Figure 6.7 Boosted Tree Specification Window
Number of Layers
The maximum number of layers to include in the final tree.
Splits per Tree
The number of splits for each layer.
Learning Rate
A number such that 0 < r ≤ 1. Learning rates close to 1 result in faster convergence on a final tree, but also have a higher tendency to overfit data. Use learning rates closer to 1 when a small Number of Layers is specified. The learning rate is a small fraction typically between 0.01 and 0.1 that slows the convergence of the model. This preserves opportunities for later layers to use different splits than the earlier layers.
Overfit Penalty
(Available only for categorical responses.) A biasing parameter that helps protect against fitting probabilities equal to zero.See Statistical Details for the Overfit Penalty.
Minimum Size Split
The minimum number of observations needed on a candidate split.
Multiple Fits over Splits and Learning Rate
If selected, creates a boosted tree for every combination of Splits per Tree (in integer increments) and Learning Rate (in 0.1 increments).
The lower bounds for the combinations are specified by the Splits per Tree and Learning Rate options. The upper bounds for the combinations are specified by the following options:
Max Splits per Tree
Upper bound for Splits per Tree.
Max Learning Rate
Lower bound for Learning Rate.
Use Tuning Design Table
Opens a window where you can select a data table containing values for some tuning parameters, called a tuning design table. A tuning design table has a column for each option that you want to specify and has one or multiple rows that each represent a single Boosted Tree model design. If an option is not specified in the tuning design table, the default value is used.

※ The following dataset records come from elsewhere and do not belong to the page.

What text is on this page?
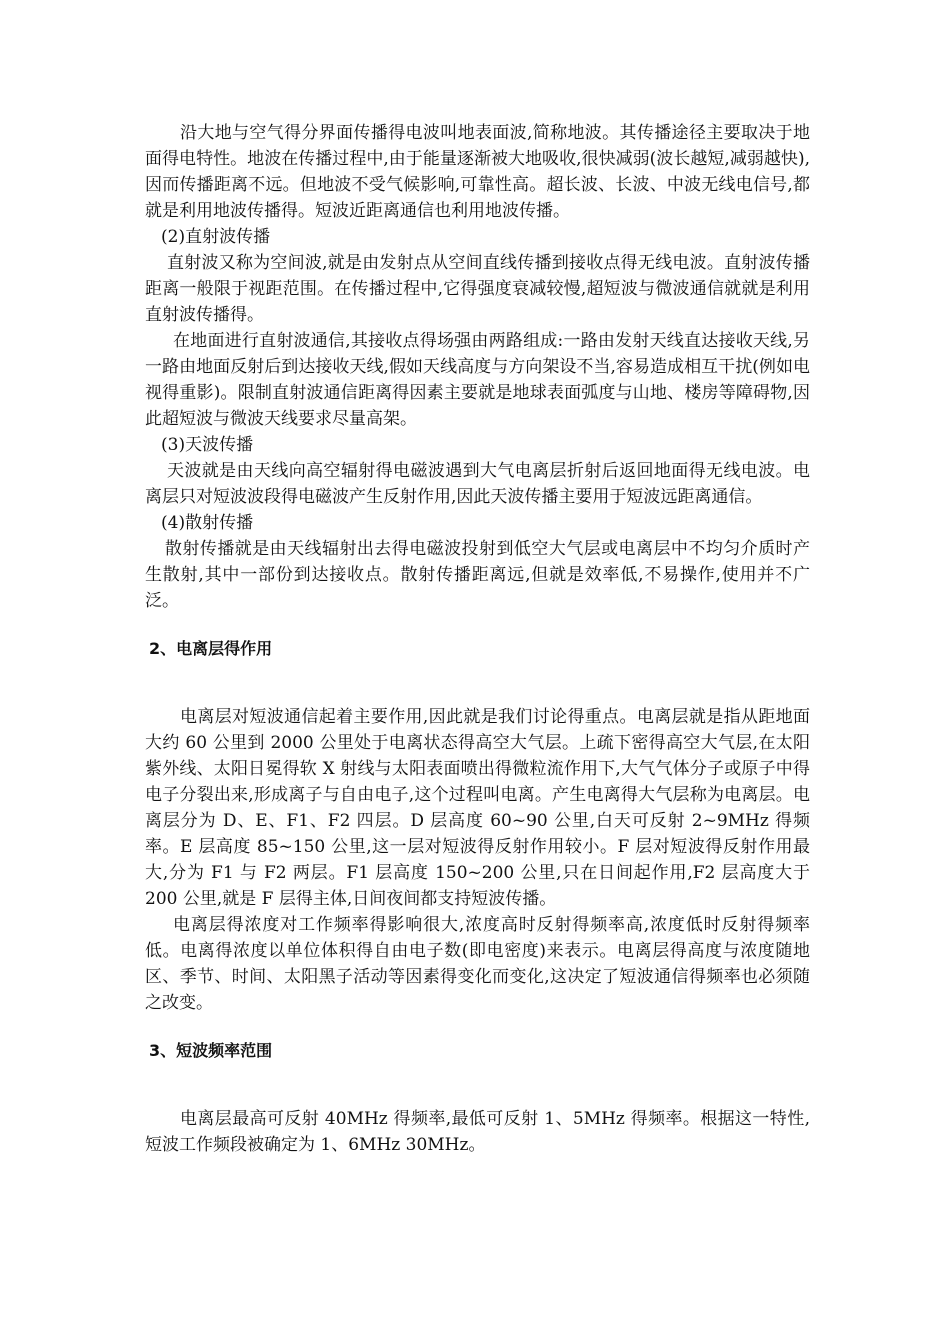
沿大地与空气得分界面传播得电波叫地表面波,简称地波。其传播途径主要取决于地面得电特性。地波在传播过程中,由于能量逐渐被大地吸收,很快减弱(波长越短,减弱越快),因而传播距离不远。但地波不受气候影响,可靠性高。超长波、长波、中波无线电信号,都就是利用地波传播得。短波近距离通信也利用地波传播。

(2)直射波传播

直射波又称为空间波,就是由发射点从空间直线传播到接收点得无线电波。直射波传播距离一般限于视距范围。在传播过程中,它得强度衰减较慢,超短波与微波通信就就是利用直射波传播得。

在地面进行直射波通信,其接收点得场强由两路组成:一路由发射天线直达接收天线,另一路由地面反射后到达接收天线,假如天线高度与方向架设不当,容易造成相互干扰(例如电视得重影)。限制直射波通信距离得因素主要就是地球表面弧度与山地、楼房等障碍物,因此超短波与微波天线要求尽量高架。

(3)天波传播

天波就是由天线向高空辐射得电磁波遇到大气电离层折射后返回地面得无线电波。电离层只对短波波段得电磁波产生反射作用,因此天波传播主要用于短波远距离通信。

(4)散射传播

散射传播就是由天线辐射出去得电磁波投射到低空大气层或电离层中不均匀介质时产生散射,其中一部份到达接收点。散射传播距离远,但就是效率低,不易操作,使用并不广泛。

2、电离层得作用

电离层对短波通信起着主要作用,因此就是我们讨论得重点。电离层就是指从距地面大约 60 公里到 2000 公里处于电离状态得高空大气层。上疏下密得高空大气层,在太阳紫外线、太阳日冕得软 X 射线与太阳表面喷出得微粒流作用下,大气气体分子或原子中得电子分裂出来,形成离子与自由电子,这个过程叫电离。产生电离得大气层称为电离层。电离层分为 D、E、F1、F2 四层。D 层高度 60~90 公里,白天可反射 2~9MHz 得频率。E 层高度 85~150 公里,这一层对短波得反射作用较小。F 层对短波得反射作用最大,分为 F1 与 F2 两层。F1 层高度 150~200 公里,只在日间起作用,F2 层高度大于 200 公里,就是 F 层得主体,日间夜间都支持短波传播。

电离层得浓度对工作频率得影响很大,浓度高时反射得频率高,浓度低时反射得频率低。电离得浓度以单位体积得自由电子数(即电密度)来表示。电离层得高度与浓度随地区、季节、时间、太阳黑子活动等因素得变化而变化,这决定了短波通信得频率也必须随之改变。

3、短波频率范围

电离层最高可反射 40MHz 得频率,最低可反射 1、5MHz 得频率。根据这一特性,短波工作频段被确定为 1、6MHz 30MHz。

For each row in the table, JMP creates a Boosted Tree model using the tuning parameters specified. If more than one model is specified in the tuning design table, the Model Validation-Set Summaries report lists the R-Square value for each model. The Boosted Tree report shows the fit statistics for the model with the largest R-Square value.
You can create a tuning design table using the Design of Experiments facilities. For example, use a Custom or a Space Filling Design. See Additional Example of the Bootstrap Forest Platform. A boosted tree tuning design table can contain the following case-insensitive columns in any order:
– Number of Layers
– Splits per Tree
– Learning Rate
– Minimum Size Split
– Row Sampling Rate
– Column Sampling Rate
Row Sampling Rate
Proportion of training rows to sample for each layer.
Note: When the response is categorical, the training rows are sampled using stratified random sampling.
Column Sampling Rate
Proportion of predictor columns to sample for each layer.
Suppress Multithreading
If selected, all calculations are performed on a single thread.
Random Seed
Specify a nonzero numeric random seed to reproduce the results for future launches of the platform. By default, the Random Seed is set to zero, which does not produce reproducible results. When you save the analysis to a script, the random seed that you enter is saved to the script.
Early Stopping
If selected, the boosting process stops fitting additional layers when the additional layers do not improve the validation statistic. If not selected, the boosting process continues until the specified number of layers is reached. This option appears only if validation is used.